🤖 AI Summary
This study investigates whether small-to-medium open-source large language models (LLMs) can match the mathematical reasoning performance of powerful closed-source models (e.g., GPT-4). To this end, we propose Mixture of Opinions (MoO), a post-training method that leverages multiple lightweight auxiliary LLMs to generate chain-of-thought (CoT) reasoning traces and answers; these multi-perspective outputs are distilled and fused to enhance the primary model’s reasoning capability. Our key contribution is the first empirical demonstration that structured opinions from weaker models can substantially improve stronger models’ performance—without requiring additional human annotations or reinforcement learning, thus enabling low-cost, high-efficiency reasoning enhancement. On benchmarks including GSM8K, MoO achieves an average accuracy gain of 5%, significantly outperforming standard supervised fine-tuning (SFT), few-shot prompting, and model-of-agents (MoA) ensembling.
📝 Abstract
Recent advances in Large Language Models (LLMs) have raised interest in their formal reasoning capabilities, particularly in mathematics.
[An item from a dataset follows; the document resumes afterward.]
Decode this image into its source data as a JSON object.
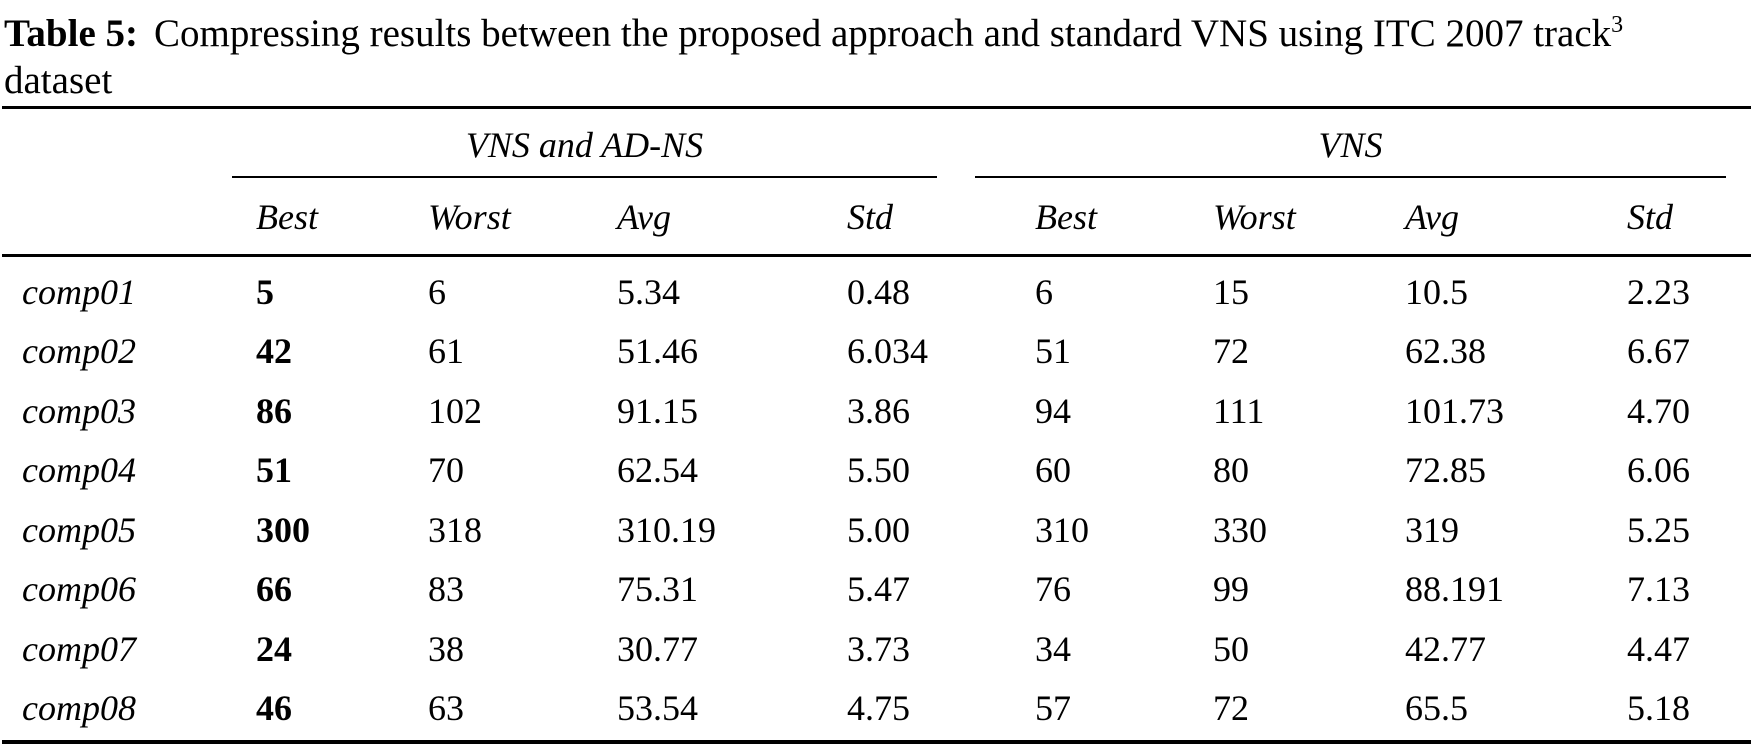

While closed LLMs like GPT-4 perform well on mathematical benchmarks, e.g., GSM8K, it remains unclear whether small to medium-sized open LLMs can achieve similar performance, questioning their reliability. To close this gap, we propose a post-training approach leveraging a mixture of opinions (MoO) from weaker ancillary LLMs to enhance a (relatively) stronger LLM's reasoning. For that, each post-training sample is augmented with Chain-of-Thought (CoT) reasoning steps and answers from ancillary LLMs, enabling the main LLM to learn from diverse perspectives. We compare MoO with standard supervised fine-tuning (SFT), few-shot prompting, and the Mixture of Agents (MoA) method on mathematical reasoning benchmarks. Our results show that incorporating weaker LLMs' opinions improves mathematical reasoning by an average of 5%, highlighting the value of diverse perspectives in reasoning tasks.